Database changes have reasons driving the need for the change, and fulfilling the change is more than just, “here’s an altered structure.” The structure changes, by themselves, are largely meaningless. There are processes to be put in place to populate data for the new or changed structure and keep it fresh; plus, there are dashboards, reports, web pages, and more waiting for that change and its fresh data. For an operational solution, data may indeed be isolated to the single solution limiting the number of others involved; but once you have an ERP, a data warehouse, data marts, a data lake, you have resources shared across a significant population. There is a large audience that will see and may need to understand those changes. The database is the watering hole all the animals gather around. A database change is more of the evolution of an environment than it is an event happening in isolation.
Certainly, there are strategies that may be employed to allow for database changes to be cheesier than they might otherwise be.
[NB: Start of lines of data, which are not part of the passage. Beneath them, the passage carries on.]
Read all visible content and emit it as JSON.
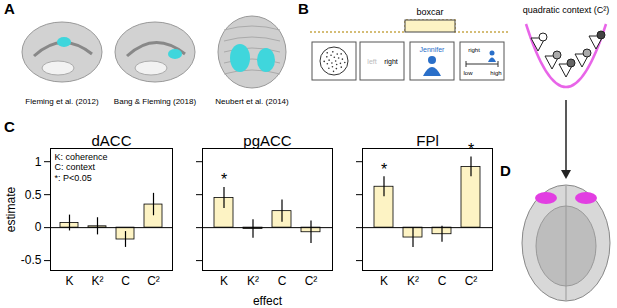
{
  "panel_labels": [
    "A",
    "B",
    "C",
    "D"
  ],
  "brain_maps": [
    {
      "citation": "Fleming et al. (2012)",
      "color": "#3fd6dc"
    },
    {
      "citation": "Bang & Fleming (2018)",
      "color": "#3fd6dc"
    },
    {
      "citation": "Neubert et al. (2014)",
      "color": "#3fd6dc"
    }
  ],
  "task": {
    "boxcar_label": "boxcar",
    "screens": [
      [],
      [
        "left",
        "right"
      ],
      [
        "Jennifer"
      ],
      [
        "right",
        "low",
        "high"
      ]
    ]
  },
  "context": {
    "label": "quadratic context (C²)",
    "color": "#e23ee2"
  },
  "legend_text": [
    "K: coherence",
    "C: context",
    "*: P<0.05"
  ],
  "chart_data": [
    {
      "type": "bar",
      "title": "dACC",
      "categories": [
        "K",
        "K²",
        "C",
        "C²"
      ],
      "values": [
        0.07,
        0.02,
        -0.18,
        0.35
      ],
      "errors": [
        0.12,
        0.13,
        0.12,
        0.17
      ],
      "annotations": [],
      "color": "#fdf3c4",
      "ylim": [
        -0.65,
        1.2
      ],
      "yticks": [
        -0.5,
        0,
        0.5,
        1
      ],
      "y_label": "estimate"
    },
    {
      "type": "bar",
      "title": "pgACC",
      "categories": [
        "K",
        "K²",
        "C",
        "C²"
      ],
      "values": [
        0.45,
        -0.02,
        0.25,
        -0.07
      ],
      "errors": [
        0.16,
        0.14,
        0.17,
        0.17
      ],
      "annotations": [
        {
          "category": "K",
          "text": "*"
        }
      ],
      "color": "#fdf3c4",
      "ylim": [
        -0.65,
        1.2
      ],
      "yticks": [
        -0.5,
        0,
        0.5,
        1
      ],
      "x_label": "effect",
      "tick_labels": "x"
    },
    {
      "type": "bar",
      "title": "FPl",
      "categories": [
        "K",
        "K²",
        "C",
        "C²"
      ],
      "values": [
        0.62,
        -0.15,
        -0.1,
        0.92
      ],
      "errors": [
        0.15,
        0.15,
        0.12,
        0.15
      ],
      "annotations": [
        {
          "category": "K",
          "text": "*"
        },
        {
          "category": "C²",
          "text": "*"
        }
      ],
      "color": "#fdf3c4",
      "ylim": [
        -0.65,
        1.2
      ],
      "yticks": [
        -0.5,
        0,
        0.5,
        1
      ],
      "tick_labels": "x"
    }
  ]
}
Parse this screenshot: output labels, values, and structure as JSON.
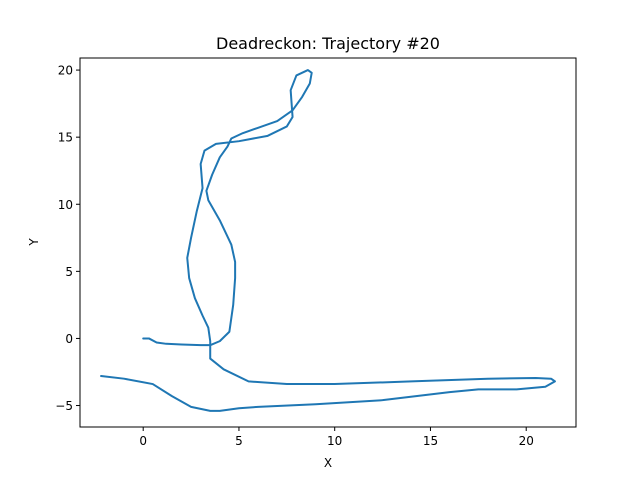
{
  "chart_data": {
    "type": "line",
    "title": "Deadreckon: Trajectory #20",
    "xlabel": "X",
    "ylabel": "Y",
    "xlim": [
      -3.3,
      22.6
    ],
    "ylim": [
      -6.6,
      20.9
    ],
    "xticks": [
      0,
      5,
      10,
      15,
      20
    ],
    "yticks": [
      -5,
      0,
      5,
      10,
      15,
      20
    ],
    "grid": false,
    "series": [
      {
        "color": "#1f77b4",
        "x": [
          0.0,
          0.3,
          0.7,
          1.2,
          2.0,
          3.0,
          3.5,
          4.0,
          4.5,
          4.7,
          4.8,
          4.8,
          4.6,
          4.0,
          3.4,
          3.3,
          3.6,
          4.0,
          4.4,
          4.6,
          5.2,
          6.0,
          7.0,
          7.8,
          8.3,
          8.7,
          8.8,
          8.6,
          8.0,
          7.7,
          7.8,
          7.5,
          6.5,
          5.0,
          3.8,
          3.2,
          3.0,
          3.1,
          2.8,
          2.5,
          2.3,
          2.4,
          2.7,
          3.1,
          3.4,
          3.5,
          3.5,
          4.2,
          5.5,
          7.5,
          10.0,
          14.0,
          18.0,
          20.5,
          21.3,
          21.5,
          21.0,
          19.5,
          17.5,
          16.0,
          12.5,
          9.0,
          6.0,
          5.0,
          4.0,
          3.5,
          2.5,
          1.5,
          0.5,
          -1.0,
          -2.2
        ],
        "y": [
          0.0,
          0.0,
          -0.3,
          -0.4,
          -0.45,
          -0.5,
          -0.5,
          -0.2,
          0.5,
          2.5,
          4.5,
          5.7,
          7.0,
          8.8,
          10.3,
          11.0,
          12.2,
          13.5,
          14.3,
          14.9,
          15.3,
          15.7,
          16.2,
          17.0,
          18.0,
          19.0,
          19.8,
          20.0,
          19.6,
          18.5,
          16.5,
          15.8,
          15.1,
          14.7,
          14.5,
          14.0,
          13.0,
          11.2,
          9.5,
          7.5,
          6.0,
          4.5,
          3.0,
          1.7,
          0.8,
          -0.2,
          -1.5,
          -2.3,
          -3.2,
          -3.4,
          -3.4,
          -3.2,
          -3.0,
          -2.95,
          -3.0,
          -3.2,
          -3.6,
          -3.8,
          -3.8,
          -4.0,
          -4.6,
          -4.9,
          -5.1,
          -5.2,
          -5.4,
          -5.4,
          -5.1,
          -4.3,
          -3.4,
          -3.0,
          -2.8
        ]
      }
    ]
  }
}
Changes that have no impact to already existing code are the cheesiest. These cheesy changes would be—new tables, new columns on tables, new views, or other similarly new objects. Being new, no existing code should break. This level of cheesiness assumes that code is properly written and does not include such bad practices as using “SELECT *” along the way, or possibly depending on a specific column to be in a specific position (3rd, 4th, etc.) within a table or view. These “new only” changes allow for database changes to move in without breaking existing code, and because of this, the new code using these objects can be implemented at any point down the road. Just make sure the code populating this data is implemented and executed prior to the code that wishes to use the data from those new structures.
Other kinds of database changes can be more destructive and cause existing code problems. These least cheesy changes include changing a data type, renaming a column or a table or a view, changing the grain of the data within a table by a primary key alteration, removing a column, and dropping a table or a view. These more destructive changes are highly correlated with all the existing processing using the structures involved. Not being cheesy does not mean these kinds of changes cannot be done, but it does mean they must be done cautiously. The caution needed means that the change to the database and the changes to impacted existing processes must be packaged together as a single change unit. And by default, having many things that must be changed at once, this means such a change is carrying greater risk to be managed and contained. I guess one might say, it isn’t easy being cheesy.